Be that as it may, many Africans both in America and in Africa see Black Americans or African-Americans as wild, dangerous, lazy and without culture.
How soon is it forgotten that we as Africans, freely, sold our brothers and sisters into slavery. The “colonizers” came over to Africa with their “magic-like” technology and we, Africans, quickly sold our brothers and sisters to acquire this magic. We sold them for next to nothing, to a people from a strange land, with strange traditions and speaking in an even stranger language. How can we then turn around and expect our American brothers and sisters who were sold to strangers to now hold on to their culture and belief systems in a strange land? Slavery is designed to break men and thereby breaking apart the black, African, family. It is impossible to hold on to these belief systems when your wife and daughters are raped in front of you and there’s nothing you can do about it. Your manhood destroyed. Your sole purpose in life is just to survive. It is impossible to hold on to these values when you know that the reason your suffering is because your brothers sold you into slavery.

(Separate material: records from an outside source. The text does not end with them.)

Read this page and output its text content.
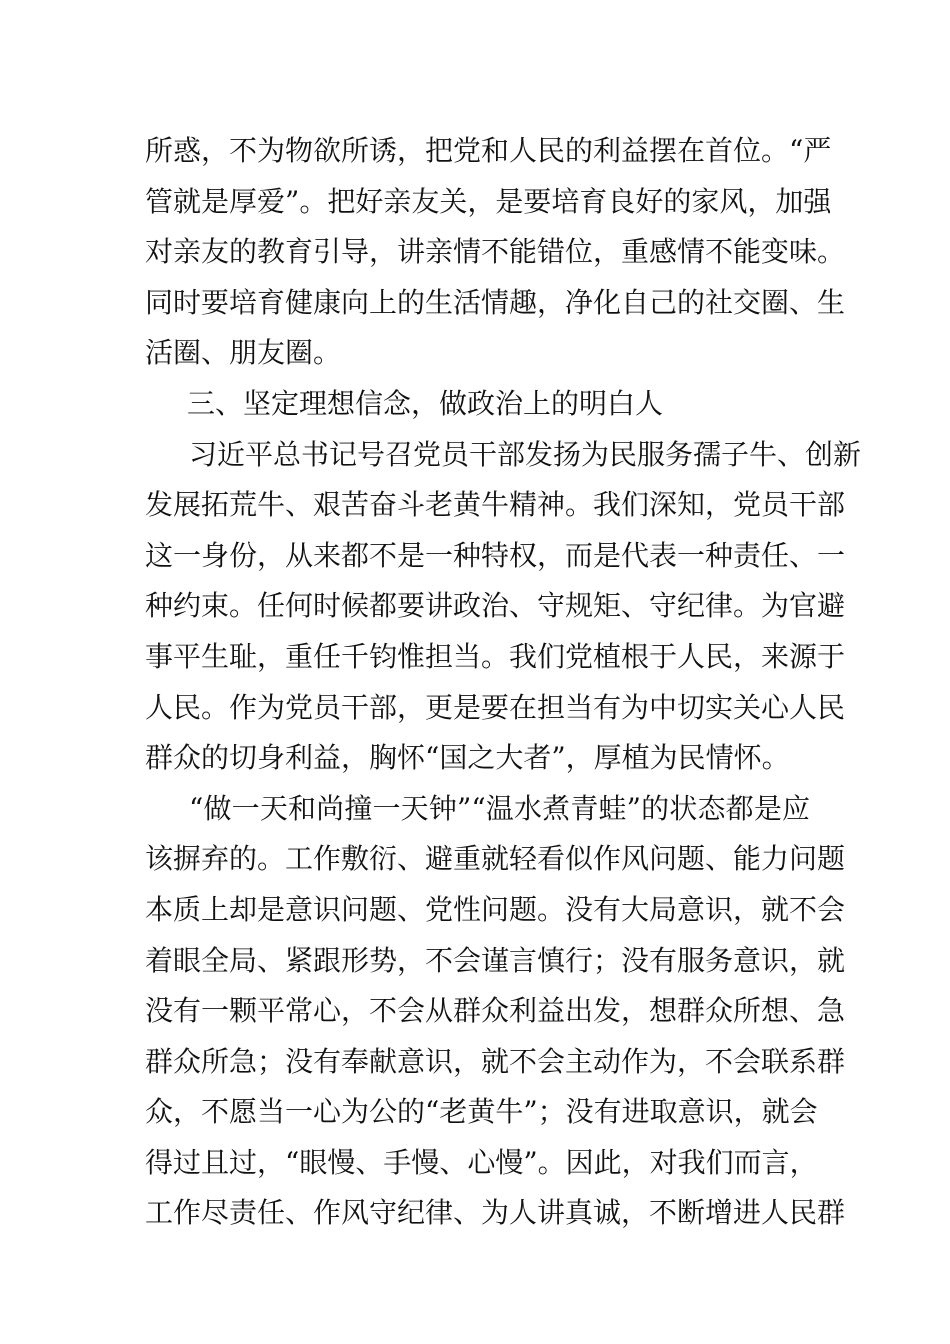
所惑，不为物欲所诱，把党和人民的利益摆在首位。“严
管就是厚爱”。把好亲友关，是要培育良好的家风，加强
对亲友的教育引导，讲亲情不能错位，重感情不能变味。
同时要培育健康向上的生活情趣，净化自己的社交圈、生
活圈、朋友圈。
三、坚定理想信念，做政治上的明白人
习近平总书记号召党员干部发扬为民服务孺子牛、创新
发展拓荒牛、艰苦奋斗老黄牛精神。我们深知，党员干部
这一身份，从来都不是一种特权，而是代表一种责任、一
种约束。任何时候都要讲政治、守规矩、守纪律。为官避
事平生耻，重任千钧惟担当。我们党植根于人民，来源于
人民。作为党员干部，更是要在担当有为中切实关心人民
群众的切身利益，胸怀“国之大者”，厚植为民情怀。
“做一天和尚撞一天钟”“温水煮青蛙”的状态都是应
该摒弃的。工作敷衍、避重就轻看似作风问题、能力问题
本质上却是意识问题、党性问题。没有大局意识，就不会
着眼全局、紧跟形势，不会谨言慎行；没有服务意识，就
没有一颗平常心，不会从群众利益出发，想群众所想、急
群众所急；没有奉献意识，就不会主动作为，不会联系群
众，不愿当一心为公的“老黄牛”；没有进取意识，就会
得过且过，“眼慢、手慢、心慢”。因此，对我们而言，
工作尽责任、作风守纪律、为人讲真诚，不断增进人民群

Africans must never forget that our actions caused the current plight of our brothers and sisters. Fostering these prejudices do not make life better for any of us. We have to love one another because we are cut from the same cloth. We are from the same land. When cops beat and kill our brothers, they don’t care if its Travon Martin or Mamadou Diallo. They don’t see the difference between Africans and African-Americans. They see black people. In the very moment that they are beating or killing Africans and African-Americans, all the prejudices and stereotypes that Africans place on black Americans and on us as well. Who’s the dummy now? We are all black people. We are all Africans. The sooner we start to love and help strengthen each other, and get rid of these stereotypes and prejudices, the better off we will all be.